Donne d’impresa: Chiara Tilesi, da Firenze a Hollywood contro il “gender gap”

Donne d’impresa: Chiara Tilesi, ra regista e produttrice cinematografica da sempre impegnata contro il “gender gap”.

Così giovane, ma così determinata ed eclettica la nostra regista e produttrice cinematografica Chiara Tilesi, fiorentina a Los Angeles. È lei che non a caso è anche la fondatrice di “We do it togheter”, organizzazione di produzione cinematografica no profit, dedicata all’empowerment delle donne e delle minoranze.
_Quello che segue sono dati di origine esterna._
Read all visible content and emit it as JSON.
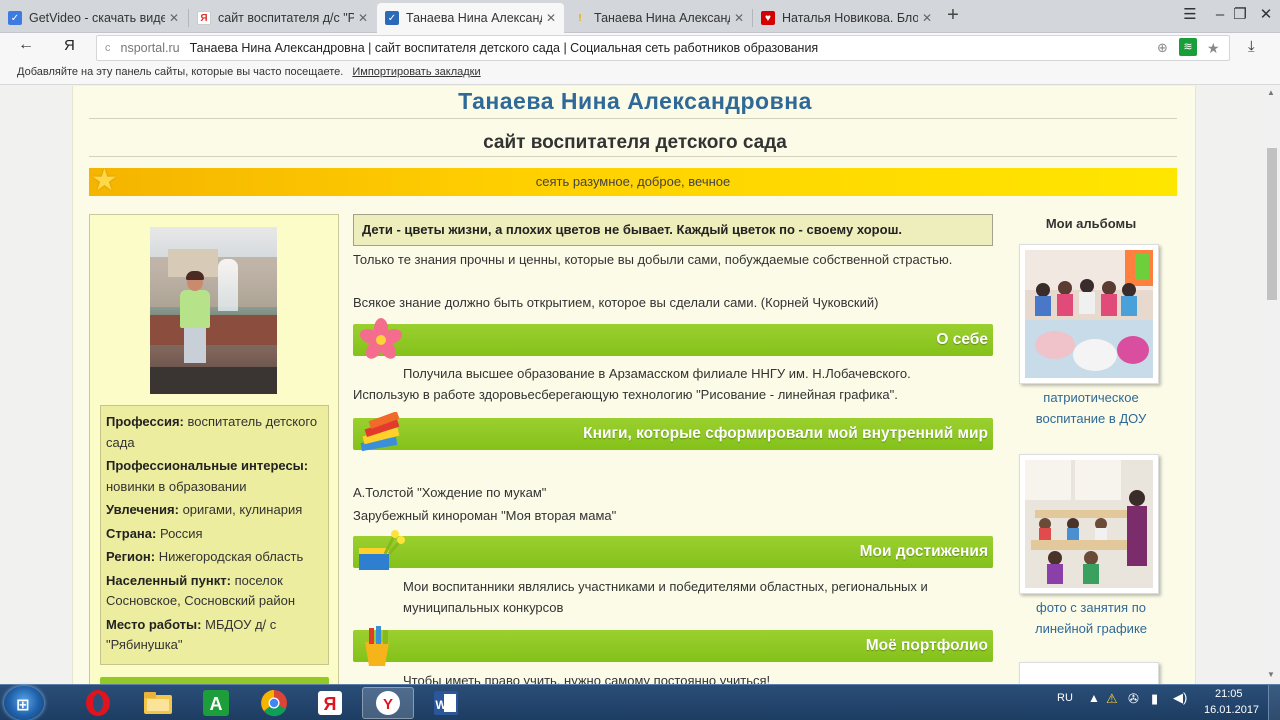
{
  "browser": {
    "tabs": [
      {
        "label": "GetVideo - скачать видео с",
        "fav_color": "#3d7be0",
        "fav_glyph": "✓"
      },
      {
        "label": "сайт воспитателя д/с \"Рябин",
        "fav_color": "#d33",
        "fav_glyph": "Я"
      },
      {
        "label": "Танаева Нина Александр",
        "fav_color": "#2a6ab8",
        "fav_glyph": "✓",
        "active": true
      },
      {
        "label": "Танаева Нина Александрова",
        "fav_color": "#f5c400",
        "fav_glyph": "!"
      },
      {
        "label": "Наталья Новикова. Блог - С",
        "fav_color": "#d40000",
        "fav_glyph": "♥"
      }
    ],
    "address_domain": "nsportal.ru",
    "address_title": "Танаева Нина Александровна | сайт воспитателя детского сада | Социальная сеть работников образования",
    "bookmarks_prompt": "Добавляйте на эту панель сайты, которые вы часто посещаете.",
    "bookmarks_import": "Импортировать закладки"
  },
  "page": {
    "name": "Танаева Нина Александровна",
    "subtitle": "сайт воспитателя детского сада",
    "motto": "сеять разумное, доброе, вечное",
    "profile": {
      "profession_label": "Профессия:",
      "profession_value": "воспитатель детского сада",
      "interests_label": "Профессиональные интересы:",
      "interests_value": "новинки в образовании",
      "hobbies_label": "Увлечения:",
      "hobbies_value": "оригами, кулинария",
      "country_label": "Страна:",
      "country_value": "Россия",
      "region_label": "Регион:",
      "region_value": "Нижегородская область",
      "locality_label": "Населенный пункт:",
      "locality_value": "поселок Сосновское, Сосновский район",
      "workplace_label": "Место работы:",
      "workplace_value": "МБДОУ д/ с \"Рябинушка\""
    },
    "quote": "Дети - цветы жизни, а плохих цветов не бывает. Каждый цветок по - своему хорош.",
    "intro_1": "Только те знания прочны и ценны, которые вы добыли сами, побуждаемые собственной страстью.",
    "intro_2": "Всякое знание должно быть открытием, которое вы сделали сами. (Корней Чуковский)",
    "about_title": "О себе",
    "about_1": "Получила высшее образование в Арзамасском филиале ННГУ им. Н.Лобачевского.",
    "about_2": "Использую в работе здоровьесберегающую технологию \"Рисование - линейная графика\".",
    "books_title": "Книги, которые сформировали мой внутренний мир",
    "book_1": "А.Толстой \"Хождение по мукам\"",
    "book_2": "Зарубежный кинороман \"Моя вторая мама\"",
    "achievements_title": "Мои достижения",
    "achievements_text": "Мои воспитанники являлись участниками и победителями областных, региональных и муниципальных  конкурсов",
    "portfolio_title": "Моё портфолио",
    "portfolio_text": "Чтобы иметь право учить, нужно самому постоянно учиться!",
    "albums_title": "Мои альбомы",
    "album_1": "патриотическое воспитание в ДОУ",
    "album_2": "фото с занятия по линейной графике"
  },
  "taskbar": {
    "lang": "RU",
    "time": "21:05",
    "date": "16.01.2017"
  }
}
Il suo impegno nel sociale e la sua intelligente gestione di cinema e media, sono gli strumenti per lanciare un forte messaggio di cambiamento nel mondo. La sua voce è arrivata anche presso le Nazioni Unite, con la produzione del film “Tell it like a woman”.

Premiata da Eugenio Giani Presidente della Regione Toscana per i suoi progetti significativi, come quello di “All the invisible children”, anche a Firenze, con il Pegaso delle Donne, non smette di stupirci per il suo straordinario impegno e la sua determinazione, tutti mirati a poter cambiare quel paradigma ormai obsoleto che ci mostrano i media – da sempre – a proposito del genere femminile.

Da Firenze a Hollywood

Donne d’impresa: Chiara Tilesi, da Firenze a Hollywood, regista e produttrice cinematografica contro il “gender gap” – Blitzquotidiano.it (foto Ansa)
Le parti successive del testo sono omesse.